L'évolution de la guerre au Moyen-Orient et son impact sur le franc - valeur refuge en période d'incertitudes - sont surveillés comme le lait sur le feu par l'institut d'émission. "Nous sommes davantage disposés à intervenir sur le marché des changes pour contrer une appréciation rapide et excessive du franc qui menacerait la stabilité des prix en Suisse", a expliqué le président du directoire Martin Schlegel, dans son traditionnel discours accompagnant les décisions de politique monétaire.

Katja Müller, économiste chez LBBW Research, y perçoit un signal clair adressé aux marchés financiers: l'institut n'hésitera pas une seconde à affaiblir le franc si nécessaire. Pour Karsten Junius, économiste chez J Safra Sarasin, la BNS n'a d'ailleurs pas attendu la publication du jour pour intervenir de manière ferme sur le marché des changes et contrer l'appréciation de la devise helvétique.

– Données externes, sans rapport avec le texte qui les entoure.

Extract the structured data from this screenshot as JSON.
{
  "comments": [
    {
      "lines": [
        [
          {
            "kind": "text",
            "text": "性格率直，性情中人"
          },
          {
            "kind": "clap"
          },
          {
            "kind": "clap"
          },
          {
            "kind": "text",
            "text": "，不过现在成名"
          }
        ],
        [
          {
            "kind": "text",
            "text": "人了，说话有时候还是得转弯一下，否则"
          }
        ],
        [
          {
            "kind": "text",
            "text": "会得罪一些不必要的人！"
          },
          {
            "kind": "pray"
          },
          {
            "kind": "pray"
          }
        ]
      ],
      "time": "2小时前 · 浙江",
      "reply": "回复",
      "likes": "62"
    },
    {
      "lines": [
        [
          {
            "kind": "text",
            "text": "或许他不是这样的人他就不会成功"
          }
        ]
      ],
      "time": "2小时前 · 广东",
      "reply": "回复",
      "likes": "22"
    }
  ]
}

Plus d'inflation à court terme

Les perspectives en termes d'inflation ont constitué le véritable point d'intérêt de la copie trimestrielle rendue par la BNS. A brève échéance, les anticipations sont revues à la hausse, sur fond d'envol des prix des hydrocarbures en raison du conflit au Moyen-Orient. La prévision d'inflation pour 2026 passe ainsi de 0,3% jusqu'ici à 0,5%.

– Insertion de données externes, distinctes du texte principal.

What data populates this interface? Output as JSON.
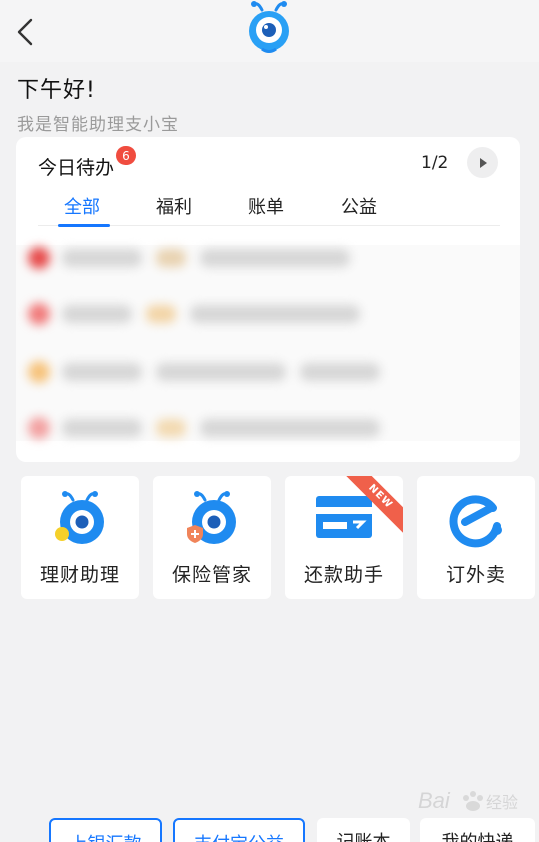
{
  "header": {
    "back_icon": "chevron-left-icon",
    "logo_icon": "mascot-logo"
  },
  "greeting": {
    "hello": "下午好!",
    "subtitle": "我是智能助理支小宝"
  },
  "todo": {
    "title": "今日待办",
    "badge": "6",
    "page": "1/2",
    "next_icon": "play-right-icon",
    "tabs": [
      {
        "label": "全部",
        "active": true
      },
      {
        "label": "福利",
        "active": false
      },
      {
        "label": "账单",
        "active": false
      },
      {
        "label": "公益",
        "active": false
      }
    ]
  },
  "services": [
    {
      "label": "理财助理",
      "icon": "mascot-finance-icon"
    },
    {
      "label": "保险管家",
      "icon": "mascot-insurance-icon"
    },
    {
      "label": "还款助手",
      "icon": "card-repay-icon",
      "ribbon": "NEW"
    },
    {
      "label": "订外卖",
      "icon": "eleme-icon"
    }
  ],
  "bottom_chips": [
    {
      "label": "上银汇款"
    },
    {
      "label": "支付宝公益"
    },
    {
      "label": "记账本"
    },
    {
      "label": "我的快递"
    }
  ],
  "watermark": {
    "text": "Bai 经验"
  },
  "colors": {
    "accent": "#1677ff",
    "badge": "#f04c3f",
    "background": "#f2f2f3"
  }
}
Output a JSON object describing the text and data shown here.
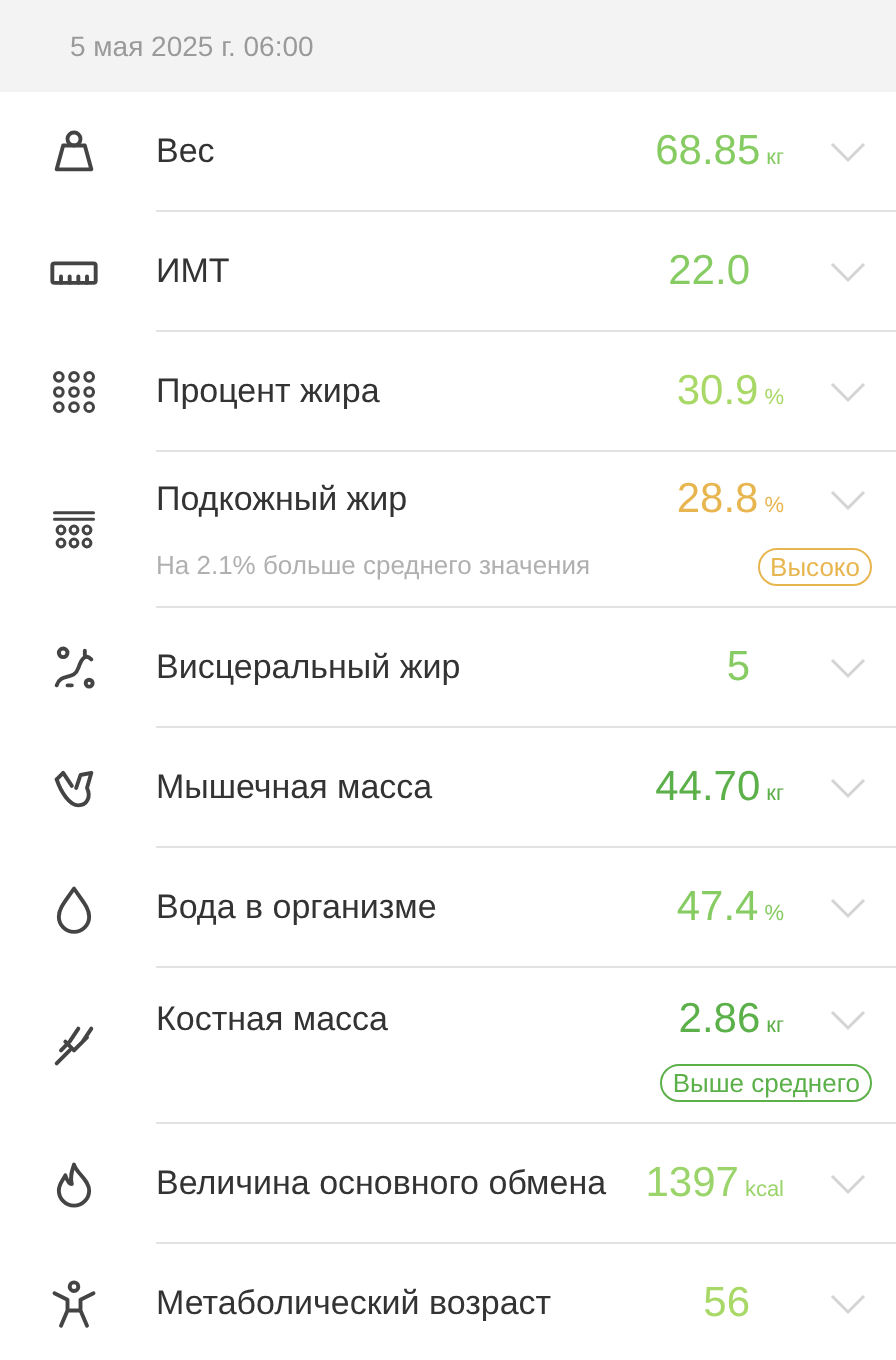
{
  "header": {
    "date": "5 мая 2025 г. 06:00"
  },
  "metrics": [
    {
      "label": "Вес",
      "value": "68.85",
      "unit": "кг",
      "color": "#86cc62"
    },
    {
      "label": "ИМТ",
      "value": "22.0",
      "color": "#86cc62"
    },
    {
      "label": "Процент жира",
      "value": "30.9",
      "unit": "%",
      "color": "#a8d865"
    },
    {
      "label": "Подкожный жир",
      "value": "28.8",
      "unit": "%",
      "color": "#e8b650",
      "note": "На 2.1% больше среднего значения",
      "badge": {
        "text": "Высоко",
        "color": "#e8b650"
      }
    },
    {
      "label": "Висцеральный жир",
      "value": "5",
      "color": "#86cc62"
    },
    {
      "label": "Мышечная масса",
      "value": "44.70",
      "unit": "кг",
      "color": "#5cb04a"
    },
    {
      "label": "Вода в организме",
      "value": "47.4",
      "unit": "%",
      "color": "#86cc62"
    },
    {
      "label": "Костная масса",
      "value": "2.86",
      "unit": "кг",
      "color": "#5cb04a",
      "badge": {
        "text": "Выше среднего",
        "color": "#5cb04a"
      }
    },
    {
      "label": "Величина основного обмена",
      "value": "1397",
      "unit": "kcal",
      "color": "#9ad46a"
    },
    {
      "label": "Метаболический возраст",
      "value": "56",
      "color": "#a8d865"
    }
  ]
}
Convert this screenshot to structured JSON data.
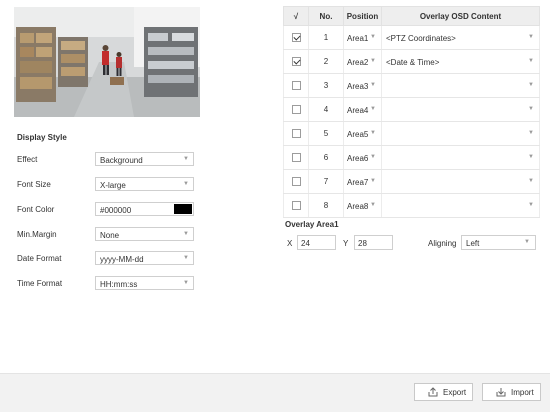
{
  "display_style": {
    "title": "Display Style",
    "effect": {
      "label": "Effect",
      "value": "Background"
    },
    "font_size": {
      "label": "Font Size",
      "value": "X-large"
    },
    "font_color": {
      "label": "Font Color",
      "value": "#000000",
      "swatch_color": "#000000"
    },
    "min_margin": {
      "label": "Min.Margin",
      "value": "None"
    },
    "date_format": {
      "label": "Date Format",
      "value": "yyyy-MM-dd"
    },
    "time_format": {
      "label": "Time Format",
      "value": "HH:mm:ss"
    }
  },
  "osd_table": {
    "headers": {
      "check": "√",
      "no": "No.",
      "position": "Position",
      "content": "Overlay OSD Content"
    },
    "rows": [
      {
        "checked": true,
        "no": "1",
        "position": "Area1",
        "content": "<PTZ Coordinates>"
      },
      {
        "checked": true,
        "no": "2",
        "position": "Area2",
        "content": "<Date & Time>"
      },
      {
        "checked": false,
        "no": "3",
        "position": "Area3",
        "content": ""
      },
      {
        "checked": false,
        "no": "4",
        "position": "Area4",
        "content": ""
      },
      {
        "checked": false,
        "no": "5",
        "position": "Area5",
        "content": ""
      },
      {
        "checked": false,
        "no": "6",
        "position": "Area6",
        "content": ""
      },
      {
        "checked": false,
        "no": "7",
        "position": "Area7",
        "content": ""
      },
      {
        "checked": false,
        "no": "8",
        "position": "Area8",
        "content": ""
      }
    ]
  },
  "overlay_area": {
    "title": "Overlay Area1",
    "x_label": "X",
    "x_value": "24",
    "y_label": "Y",
    "y_value": "28",
    "aligning_label": "Aligning",
    "aligning_value": "Left"
  },
  "footer": {
    "export_label": "Export",
    "import_label": "Import"
  }
}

"Avec la hausse des prix de l'énergie due à l'escalade au Moyen-Orient, l'inflation devrait augmenter de façon plus marquée au cours des prochains trimestres", a expliqué M Schlegel. La situation reste sous contrôle, puisque l'inflation "se situe dans la plage de stabilité des prix" et que l'impact du conflit devrait être temporaire. La BNS table ainsi sur un reflux du renchérissement l'année prochaine à 0,5%, contre 0,6% précédemment. La première estimation pour 2028 s'établit à 0,6%.

La force de la devise helvétique reste donc l'une des principales préoccupations de la BNS. "La valeur du franc pondérée par le commerce extérieur s'est (...) accrue d'environ 2,5% depuis la mi-décembre", a souligné Martin Schlegel. Cette appréciation a entraîné un "resserrement des conditions monétaires" qui "réduit l'inflation importée et ralentit la croissance".

Dans le sillage des annonces de la BNS, le franc se relâchait face à l'euro et au dollar. Vers midi, il s'échangeait contre 0,7955 dollar et 0,9127 euro.

Peu d'impact sur la croissance

Le conflit au Moyen-Orient génère des risques importants sur les perspectives pour l'économie mondiale, susceptible de venir perturber le scénario de base du garant de la stabilité des prix en Suisse. "Les prix de l'énergie pourraient ainsi augmenter davantage que prévu dans le scénario de base, ce qui provoquerait une hausse marquée de l'inflation et freinerait sensiblement la croissance," a souligné le vice-président Antoine Martin dans son discours.

Malgré ce contexte incertain, la BNS a maintenu une projection de croissance en Suisse autour de 1% sur l'année en cours et a formulé une première estimation à 1,5% pour la suivante.